Gyms adjust to serve members both in-person and remotely

By Mark J. Burns

Premium health clubs, gyms and boutique fitness studios are in the midst of an economic rebound since the mid-March 2020 shutdown due to COVID-19. And while the future is still uncertain if and when memberships and subscription numbers will revert to pre-pandemic benchmarks, one factor is true: A hybrid relationship between the fitness industry and consumers, both in brick-and-mortar locations as well as at home, will remain, even in a post-pandemic era.

“Remote workouts using some sort of a digital streaming platform is here to stay, whether that’s on a connected piece of equipment or whether that’s individual workouts done via an iPad or an iPhone,” said Chad Waetzig, executive vice president of marketing and branding at New York City-based Crunch Fitness. “We see it as complementary to our business.”

Trainer Aliyah Sims prepares for a segment on Rumble TV, an on-demand and livestreaming platform that launched in February.rumble tv

“Gym operators are realizing, ‘Look, I know that if I want to keep my members long term, and I want that extra point of engagement with them when they’re not here, I need to have a digital platform with good content with my people that they know so that I don’t lose them,’” said Adam Zeitsiff, ex-CEO of Gold’s Gym and now CEO of Broomfield, Colo.-based Intelivideo, a content platform for gyms and health clubs like World Gym, Title Boxing Club and 9Round Fitness.

Zeitsiff referred to the Intelivideo platform, and other virtual offerings, as no longer a “nice to have” based on how consumer behavior has changed throughout the past 15-plus months. For Crunch Fitness, there’s been an online streaming platform incorporated into its membership model since 2013. During the pandemic, the company saw at times over 100,000 daily workouts between livestreamed or on-demand classes via Crunch Live. It marked a “75- to 100-fold increase” in the number of workouts every day compared to pre-pandemic levels, according to Waetzig, now stabilizing at an estimated 10 times what Crunch Fitness recorded before the pandemic.

Minneapolis-based Life Time didn’t have a specific live or on-demand offering for members until COVID-19. It’s still working toward providing up to 1,000 livestream classes per week from a minimum of 25 clubs across the U.S., the company said, a process which was announced on Feb. 1. According to Jeff Zwiefel, president and chief operating officer, Life Time is still outfitting more than 150 clubs with those technological capabilities so virtual classes can be staged from group fitness, cycle and yoga studios.

9Round Fitness is among the gyms to use the Intelivideo platform for virtual workouts. intellivideo

“Business was going well, we were growing year-over-year top line revenue and EBITA double digits,” Zwiefel said. “This forced us to do things that we would have never done before.” 

Additionally, pre-COVID, Life Time had 250,000 juniors, or kids under the age of 14, on family membership plans, a number that dropped amid the pandemic but has since rebounded to over 200,000 as of July 16. Zwiefel added that compared to new memberships sold in June 2019, Life Time eclipsed 125% of that undisclosed figure in June 2021. 

Meanwhile, Crunch experienced a 5.6% growth in memberships from March 2020 to January 2021 across the company’s franchise network, according to Liz Eggert, director of marketing for Crunch Fitness. That includes 300 franchisee gyms and another 23 company-owned locations that follow a franchise business model, she said.

Ashley Camerini, CEO of Rumble, a boutique boxing and fitness brand with 15 locations across cities including Chicago, Washington, D.C., and New York City, said that the Manhattan-based company is currently “operating at roughly 75%” of pre-COVID overall revenue.

Camerini explained that having a “digital footprint for Rumble had always been part of the business plan,” but the pandemic accelerated that strategy. In February, Rumble formally debuted an on-demand and livestreaming subscription platform dubbed Rumble TV, featuring more than six live classes daily and 40-plus in a week across boxing, high-intensity interval training, strength and running.

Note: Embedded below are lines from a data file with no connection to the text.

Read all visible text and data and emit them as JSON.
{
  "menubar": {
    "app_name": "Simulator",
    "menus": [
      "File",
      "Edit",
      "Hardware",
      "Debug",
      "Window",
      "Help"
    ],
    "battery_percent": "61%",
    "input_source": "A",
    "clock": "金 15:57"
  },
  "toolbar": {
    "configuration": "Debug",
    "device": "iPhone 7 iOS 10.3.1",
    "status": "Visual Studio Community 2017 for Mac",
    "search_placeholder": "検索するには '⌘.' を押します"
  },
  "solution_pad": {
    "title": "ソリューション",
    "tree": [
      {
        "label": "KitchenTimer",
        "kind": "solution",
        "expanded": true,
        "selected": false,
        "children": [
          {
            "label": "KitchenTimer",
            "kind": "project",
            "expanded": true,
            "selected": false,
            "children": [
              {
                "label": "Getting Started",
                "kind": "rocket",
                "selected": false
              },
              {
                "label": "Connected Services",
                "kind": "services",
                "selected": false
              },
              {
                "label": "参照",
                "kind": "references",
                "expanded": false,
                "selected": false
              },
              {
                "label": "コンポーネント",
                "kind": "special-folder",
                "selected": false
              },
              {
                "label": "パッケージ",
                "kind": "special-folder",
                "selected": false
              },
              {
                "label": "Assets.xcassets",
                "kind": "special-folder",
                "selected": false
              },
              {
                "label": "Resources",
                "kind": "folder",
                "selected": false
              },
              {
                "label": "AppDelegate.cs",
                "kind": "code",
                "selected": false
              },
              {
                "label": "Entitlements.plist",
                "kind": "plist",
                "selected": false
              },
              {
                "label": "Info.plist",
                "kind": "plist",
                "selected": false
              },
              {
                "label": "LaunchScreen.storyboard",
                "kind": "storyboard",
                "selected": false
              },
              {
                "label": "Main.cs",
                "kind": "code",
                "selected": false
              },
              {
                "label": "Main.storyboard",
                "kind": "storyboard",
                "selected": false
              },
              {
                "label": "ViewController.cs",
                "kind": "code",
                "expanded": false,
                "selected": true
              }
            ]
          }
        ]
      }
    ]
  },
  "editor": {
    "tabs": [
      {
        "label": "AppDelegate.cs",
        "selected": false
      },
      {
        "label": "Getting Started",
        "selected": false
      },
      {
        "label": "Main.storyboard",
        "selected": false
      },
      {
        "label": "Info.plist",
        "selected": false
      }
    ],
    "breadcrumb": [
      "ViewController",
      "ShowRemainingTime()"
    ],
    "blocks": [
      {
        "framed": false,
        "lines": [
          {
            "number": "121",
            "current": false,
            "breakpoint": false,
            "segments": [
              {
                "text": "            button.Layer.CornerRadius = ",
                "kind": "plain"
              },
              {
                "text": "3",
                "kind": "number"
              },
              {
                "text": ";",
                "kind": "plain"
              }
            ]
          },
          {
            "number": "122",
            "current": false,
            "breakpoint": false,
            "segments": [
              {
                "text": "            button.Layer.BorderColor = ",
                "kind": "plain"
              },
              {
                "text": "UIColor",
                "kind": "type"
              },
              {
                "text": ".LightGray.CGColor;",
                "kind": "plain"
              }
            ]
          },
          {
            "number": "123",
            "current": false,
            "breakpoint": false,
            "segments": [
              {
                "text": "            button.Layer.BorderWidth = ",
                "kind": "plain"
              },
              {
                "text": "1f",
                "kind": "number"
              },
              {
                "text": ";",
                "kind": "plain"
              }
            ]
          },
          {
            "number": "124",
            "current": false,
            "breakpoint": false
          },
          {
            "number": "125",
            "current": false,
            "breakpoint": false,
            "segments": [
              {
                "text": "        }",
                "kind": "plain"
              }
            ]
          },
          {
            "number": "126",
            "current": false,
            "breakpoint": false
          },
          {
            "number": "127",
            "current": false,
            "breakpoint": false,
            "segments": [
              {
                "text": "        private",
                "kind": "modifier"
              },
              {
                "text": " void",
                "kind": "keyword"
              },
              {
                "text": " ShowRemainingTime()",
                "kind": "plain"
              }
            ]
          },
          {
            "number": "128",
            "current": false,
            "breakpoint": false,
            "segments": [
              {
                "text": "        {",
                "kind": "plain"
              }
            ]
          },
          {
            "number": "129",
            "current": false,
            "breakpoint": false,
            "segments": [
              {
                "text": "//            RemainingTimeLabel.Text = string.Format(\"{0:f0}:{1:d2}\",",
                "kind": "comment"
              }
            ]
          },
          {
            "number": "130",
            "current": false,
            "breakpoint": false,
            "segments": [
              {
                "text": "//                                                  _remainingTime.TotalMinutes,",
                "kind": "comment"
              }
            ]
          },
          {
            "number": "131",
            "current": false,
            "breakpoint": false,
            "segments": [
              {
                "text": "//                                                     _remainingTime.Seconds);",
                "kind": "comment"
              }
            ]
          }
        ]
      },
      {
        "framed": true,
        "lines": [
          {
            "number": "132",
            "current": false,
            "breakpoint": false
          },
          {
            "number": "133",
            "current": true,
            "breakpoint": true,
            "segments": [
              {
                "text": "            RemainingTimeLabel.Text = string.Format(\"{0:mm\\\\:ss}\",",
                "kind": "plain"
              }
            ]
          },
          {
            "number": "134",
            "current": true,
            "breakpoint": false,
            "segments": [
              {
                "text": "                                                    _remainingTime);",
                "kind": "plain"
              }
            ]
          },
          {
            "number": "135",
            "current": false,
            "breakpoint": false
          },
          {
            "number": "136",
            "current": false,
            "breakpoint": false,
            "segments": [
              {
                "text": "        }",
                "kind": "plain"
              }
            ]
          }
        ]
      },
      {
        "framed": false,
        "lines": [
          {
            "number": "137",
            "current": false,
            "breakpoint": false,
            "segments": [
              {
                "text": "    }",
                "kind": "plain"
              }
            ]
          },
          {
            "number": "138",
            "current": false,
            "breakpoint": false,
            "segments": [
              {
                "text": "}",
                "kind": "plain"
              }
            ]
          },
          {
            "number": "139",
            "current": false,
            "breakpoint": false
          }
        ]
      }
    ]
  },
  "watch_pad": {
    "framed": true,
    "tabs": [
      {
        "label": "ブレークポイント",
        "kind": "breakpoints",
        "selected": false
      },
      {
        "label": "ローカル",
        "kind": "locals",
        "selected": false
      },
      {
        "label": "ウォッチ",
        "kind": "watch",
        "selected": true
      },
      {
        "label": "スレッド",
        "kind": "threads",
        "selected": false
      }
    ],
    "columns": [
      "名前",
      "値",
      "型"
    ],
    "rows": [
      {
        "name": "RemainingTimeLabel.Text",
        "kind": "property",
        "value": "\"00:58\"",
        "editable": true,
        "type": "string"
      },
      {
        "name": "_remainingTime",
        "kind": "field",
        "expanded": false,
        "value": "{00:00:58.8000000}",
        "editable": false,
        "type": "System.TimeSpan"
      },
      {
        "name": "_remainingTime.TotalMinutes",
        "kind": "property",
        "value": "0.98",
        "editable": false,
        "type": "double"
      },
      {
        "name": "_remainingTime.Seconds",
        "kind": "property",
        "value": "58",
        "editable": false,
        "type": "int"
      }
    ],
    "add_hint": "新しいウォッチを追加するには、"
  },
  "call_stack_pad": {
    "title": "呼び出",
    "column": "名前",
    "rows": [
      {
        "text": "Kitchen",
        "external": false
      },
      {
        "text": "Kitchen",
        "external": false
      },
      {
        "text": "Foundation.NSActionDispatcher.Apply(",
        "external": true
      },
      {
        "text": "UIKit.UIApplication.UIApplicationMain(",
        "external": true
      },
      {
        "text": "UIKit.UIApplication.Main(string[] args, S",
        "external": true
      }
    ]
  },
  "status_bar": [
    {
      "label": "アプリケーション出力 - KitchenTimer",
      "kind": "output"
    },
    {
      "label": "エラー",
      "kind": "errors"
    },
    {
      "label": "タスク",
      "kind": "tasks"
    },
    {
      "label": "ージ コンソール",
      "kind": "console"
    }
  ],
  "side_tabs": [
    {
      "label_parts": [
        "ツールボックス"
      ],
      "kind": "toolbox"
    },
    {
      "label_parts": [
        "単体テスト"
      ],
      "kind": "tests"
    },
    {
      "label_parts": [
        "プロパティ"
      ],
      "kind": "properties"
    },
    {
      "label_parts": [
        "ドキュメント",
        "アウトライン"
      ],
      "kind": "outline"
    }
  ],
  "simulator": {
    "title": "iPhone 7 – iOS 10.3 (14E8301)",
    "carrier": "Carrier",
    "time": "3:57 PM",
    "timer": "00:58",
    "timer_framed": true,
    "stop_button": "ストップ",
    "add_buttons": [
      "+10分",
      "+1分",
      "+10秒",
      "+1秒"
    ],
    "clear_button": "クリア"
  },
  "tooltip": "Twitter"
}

Over 30% of Rumble TV clients were first-time brand users during the time period when all locations were closed, noted Camerini, adding that “it allowed us to keep our community together.” Rumble’s brick-and-mortar gyms have started to reopen only in the past two months.

“Fundamentally, there’s still no replacement for the energy that you get when you are in a studio with 60 people all doing the same thing, all listening to the same instructor and all listening to the same music,” said Camerini, a sentiment also shared by Crunch’s Waetzig. “That is so hard to replicate.”